I found two really interesting perspectives from Mark Kvamme. First, he suggests that advertisers need to think “beyond the current buying mind-set of reach and frequency and connect with people through engaging experiences.” Ironically, Sequoia has backed companies, such as YouTube, that are attempting to make money today by selling reach and frequency to advertisers. So even a few VCs see that digital marketing - and marketing in general - needs to shift to a new model for what Kvamme calls “the attention-deficit generation.”

The second interesting point is that Kvamme goes on to wonder why marketers are not doing more to generate content on their own. He says:

“The thing I don’t quite understand about agencies and brands is why they don’t go back to the 1950s and create their own content. At the early age of this new technology called television, they created General Hospital, they created the soap-opera phenomenon, game shows. Why aren’t they doing that on the net?

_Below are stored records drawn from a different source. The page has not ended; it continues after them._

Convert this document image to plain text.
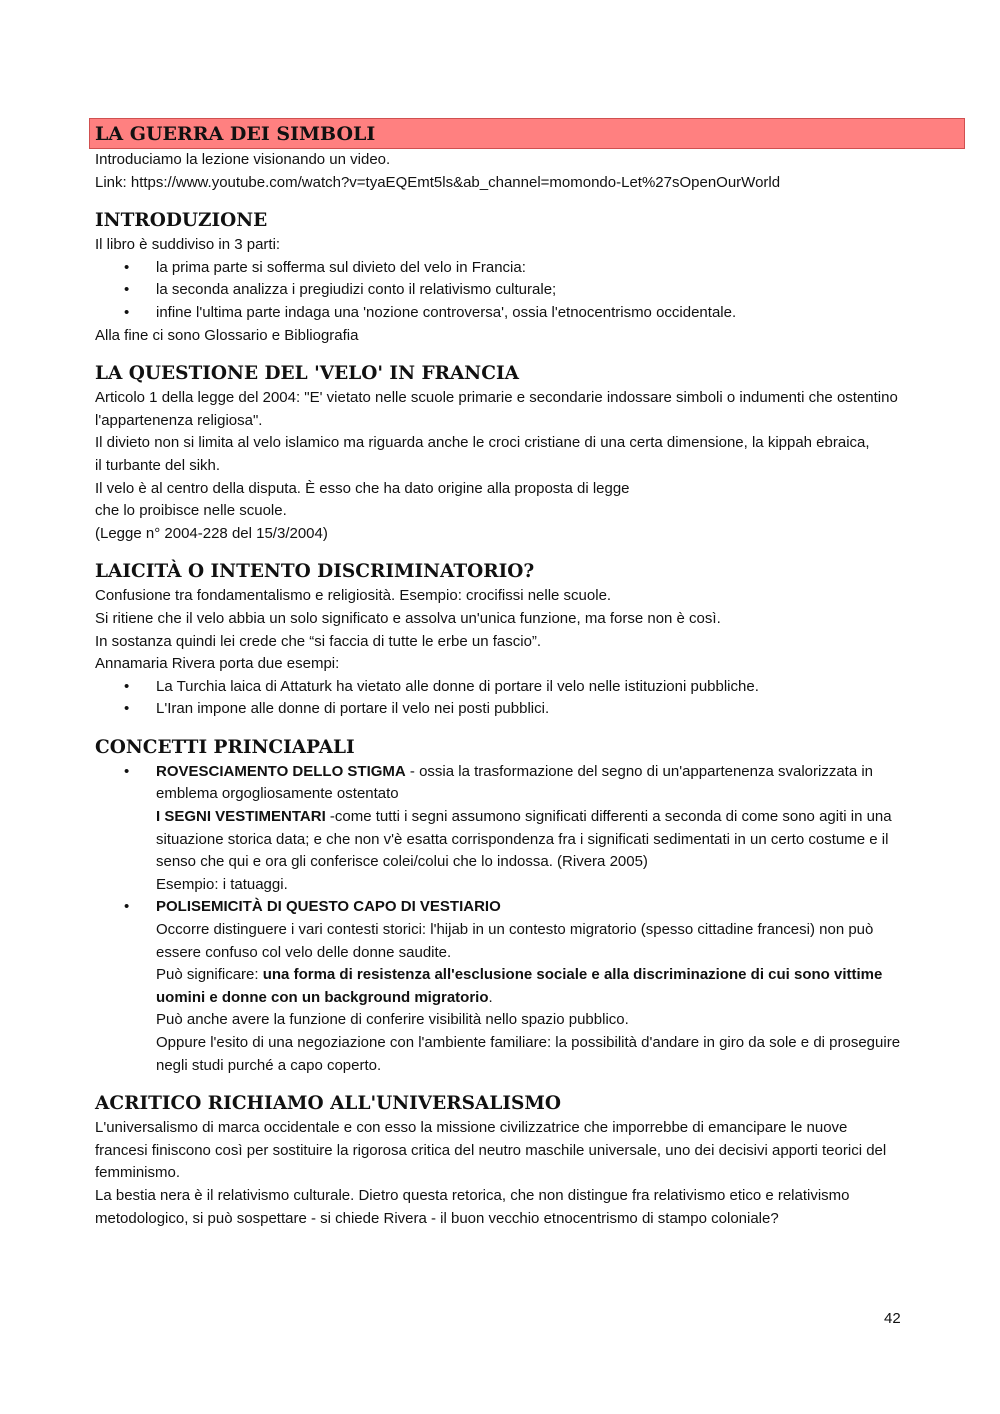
LA GUERRA DEI SIMBOLI

Introduciamo la lezione visionando un video.

Link: https://www.youtube.com/watch?v=tyaEQEmt5ls&ab_channel=momondo-Let%27sOpenOurWorld

INTRODUZIONE

Il libro è suddiviso in 3 parti:

• la prima parte si sofferma sul divieto del velo in Francia:
• la seconda analizza i pregiudizi conto il relativismo culturale;
• infine l'ultima parte indaga una 'nozione controversa', ossia l'etnocentrismo occidentale.

Alla fine ci sono Glossario e Bibliografia

LA QUESTIONE DEL 'VELO' IN FRANCIA

Articolo 1 della legge del 2004: "E' vietato nelle scuole primarie e secondarie indossare simboli o indumenti che ostentino l'appartenenza religiosa".

Il divieto non si limita al velo islamico ma riguarda anche le croci cristiane di una certa dimensione, la kippah ebraica, il turbante del sikh.

Il velo è al centro della disputa. È esso che ha dato origine alla proposta di legge che lo proibisce nelle scuole.

(Legge n° 2004-228 del 15/3/2004)

LAICITÀ O INTENTO DISCRIMINATORIO?

Confusione tra fondamentalismo e religiosità. Esempio: crocifissi nelle scuole.

Si ritiene che il velo abbia un solo significato e assolva un'unica funzione, ma forse non è così.

In sostanza quindi lei crede che “si faccia di tutte le erbe un fascio”.

Annamaria Rivera porta due esempi:

• La Turchia laica di Attaturk ha vietato alle donne di portare il velo nelle istituzioni pubbliche.
• L'Iran impone alle donne di portare il velo nei posti pubblici.
CONCETTI PRINCIAPALI

• ROVESCIAMENTO DELLO STIGMA - ossia la trasformazione del segno di un'appartenenza svalorizzata in emblema orgogliosamente ostentato

I SEGNI VESTIMENTARI -come tutti i segni assumono significati differenti a seconda di come sono agiti in una situazione storica data; e che non v'è esatta corrispondenza fra i significati sedimentati in un certo costume e il senso che qui e ora gli conferisce colei/colui che lo indossa. (Rivera 2005)

Esempio: i tatuaggi.

• POLISEMICITÀ DI QUESTO CAPO DI VESTIARIO

Occorre distinguere i vari contesti storici: l'hijab in un contesto migratorio (spesso cittadine francesi) non può essere confuso col velo delle donne saudite.

Può significare: una forma di resistenza all'esclusione sociale e alla discriminazione di cui sono vittime uomini e donne con un background migratorio.

Può anche avere la funzione di conferire visibilità nello spazio pubblico.

Oppure l'esito di una negoziazione con l'ambiente familiare: la possibilità d'andare in giro da sole e di proseguire negli studi purché a capo coperto.

ACRITICO RICHIAMO ALL'UNIVERSALISMO

L'universalismo di marca occidentale e con esso la missione civilizzatrice che imporrebbe di emancipare le nuove francesi finiscono così per sostituire la rigorosa critica del neutro maschile universale, uno dei decisivi apporti teorici del femminismo.

La bestia nera è il relativismo culturale. Dietro questa retorica, che non distingue fra relativismo etico e relativismo metodologico, si può sospettare - si chiede Rivera - il buon vecchio etnocentrismo di stampo coloniale?

42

Part of [the reason] is the marketing guy is risk-averse. They’re not venture capitalists… To me, they are the fuel that makes this stuff happen and they should be participating at a bigger level.”

I think Kvamme answers his own question well when he suggests that marketers are risk averse. We see this all the time from the agency side as clients are just not comfortable making significant wagers on content. They want to get their product, price, placement, and promotion right; this is what they’ve been trained and promoted on since the 1950s. Habit change is extremely hard, and moving to a world of marketing a service, a utility, or a cause can feel like a new career.

A meaningful marketing mind-set may help our industry both back away from reach/frequency and embrace engagement/content. Once we think about how our communications can improve consumers’ lives, it’s not much of a stretch to get back into the content game.